Empowering Veterans Through (Hot) Yoga
Video: Team RWB Yoga Camp
As I was walking into the airport last night, I was quickly reminded of a special event from just a few weeks earlier. I was on my way to NYC for a camp that I had been planning for months, with individuals whom I had never met before, and in a location I had never been. We had all come together for one goal: to bring the experience of (Bikram) yoga to a group of veterans. What came out of that weekend surpassed our wildest expectations, and I can safely say was a life changing experience for me personally.
This camp was sponsored by Team Red, White & Blue, an organization that Rule29 has had the wonderful opportunity to not only work alongside over the past few years, but also give back to. (In fact we just launched their new site!) We’re huge supporters of Team RWB’s mission – to enrich the lives of America’s veterans by connecting them to their community through physical and social activity. The camp was a prime example of their efforts to further this mission. It took place between Sept 22nd–24th with over 30 veterans and civilians attending from 10 states – one even coming as far as Germany. For some this was their first experience with yoga and/or Bikram yoga, which was the foundational style of the camp. During this 3-day camp, attendees participated in workshops, classes and a variety of social activities with fellow veteran and local community members. We had over a dozen instructors including renowned Rajashree Choudhury, the Founder and President of USA Yoga, who assisted her husband, Bikram Choudhury, in creating the highly successful Teacher Training Program.
The most amazing part of this experience was the collection of stories that were told throughout the weekend. In fact, the story of the camp’s origin is quite interesting in and of itself, but one for another time. Barry Peterson (a Bikram yoga instructor, West Point grad, and veteran), the amazing Jane and Jake Kartsch (owners of Bikram Yoga Bronx), and I had been going back and forth for months working on how we can create an impactful event. That Friday evening, we all met each other for the first time. Barry had flown in from Reno. Nikki (another Bikram yoga instructor), JJ Star (filmmaker) and I flew in from Chicago. Soon, camp attendees started to trickle in, followed by lots of hugging. That’s when it really hit me. This weekend wasn’t just about yoga, it was about bringing people together. A few observations stood out to me as I watched this group of veterans meet and interact for the first time. One, I realized how easy it is to pass a veteran on the street, yet have no understanding of what they’ve done for our country. Two, it’s obvious that veterans come from a strong community of brothers and sisters who have served together.
For some, this loss of community is one of the more difficult aspects of civilian life to cope with. For example, Kathy (LTC, Retired) had lost her sight back in 2008 due to an explosion. On her way to the camp she was asked why she joined the Army as opposed to staying stateside to raise a family. She, along with so many other vets that weekend, had to explain her story to those who just can’t understand why they would give up so much and put themselves into very difficult environments. She joined because she loved her country—she longed to serve and give back. Because of this, she jumps at any opportunity to be among like-minded individuals.
In the yoga room, we had siblings and friends, civilians and vets, new and experienced yogis all coming together to take a step toward a healthier lifestyle. One of the beautiful things about Bikram yoga is the consistency it provides. You can go to any Bikram studio in the world and it’s the same 26 postures done in the same order. The class is silent except for the steady dialogue of the teacher. It provides a sense of unity with everyone in the room and at the same time allows for an internal focus as you practice. That internal focus can be one of the hardest parts especially for someone who might have PTSD. The camp created an environment that was accommodating to attendees overcoming this type of internal struggle. Veterans could pull from the support of those around them, knowing that they were not alone in dealing with symptoms of PTSD. Once you overcome one class, you know that you can go back and do it again.

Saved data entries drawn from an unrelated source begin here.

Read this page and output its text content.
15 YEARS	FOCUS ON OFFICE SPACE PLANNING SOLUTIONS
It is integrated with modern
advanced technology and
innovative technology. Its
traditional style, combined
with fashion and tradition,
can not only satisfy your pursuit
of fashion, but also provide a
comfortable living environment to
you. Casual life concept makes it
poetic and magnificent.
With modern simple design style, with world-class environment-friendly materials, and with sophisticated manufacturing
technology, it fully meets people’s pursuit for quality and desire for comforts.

Since the camp was an introduction to Bikram yoga, the first class was quite an eye-opener. With thirty people filling an already heated room, the experience is bound to be intense. Bikram yoga is about pushing yourself both mentally and physically while listening to your body. You don’t modify from the practice, you do what your body can do and slowly push yourself to improve. On the second day, there were concerns about attending class again. I remember Barry saying how the camp was a special opportunity—a safe place. When everyone returns home, exceptions won’t be made for these veterans. The camp and its staff were there to provide an opportunity to allow its attendees to overcome personal obstacles. The choice to continue or not was one’s own. The staff was not going to force anyone, but rather provide an opportunity.
Everyone stayed and took the class that evening. When it was over, words could not describe the sense of happiness and accomplishment that carried through the rest of the camp. I can’t wait until the next camp. That weekend was proof that this was just a small step in the right direction and I feel so honored that Team RWB was able to provide this opportunity for me to be a part of it. Many lives were changed, including my own.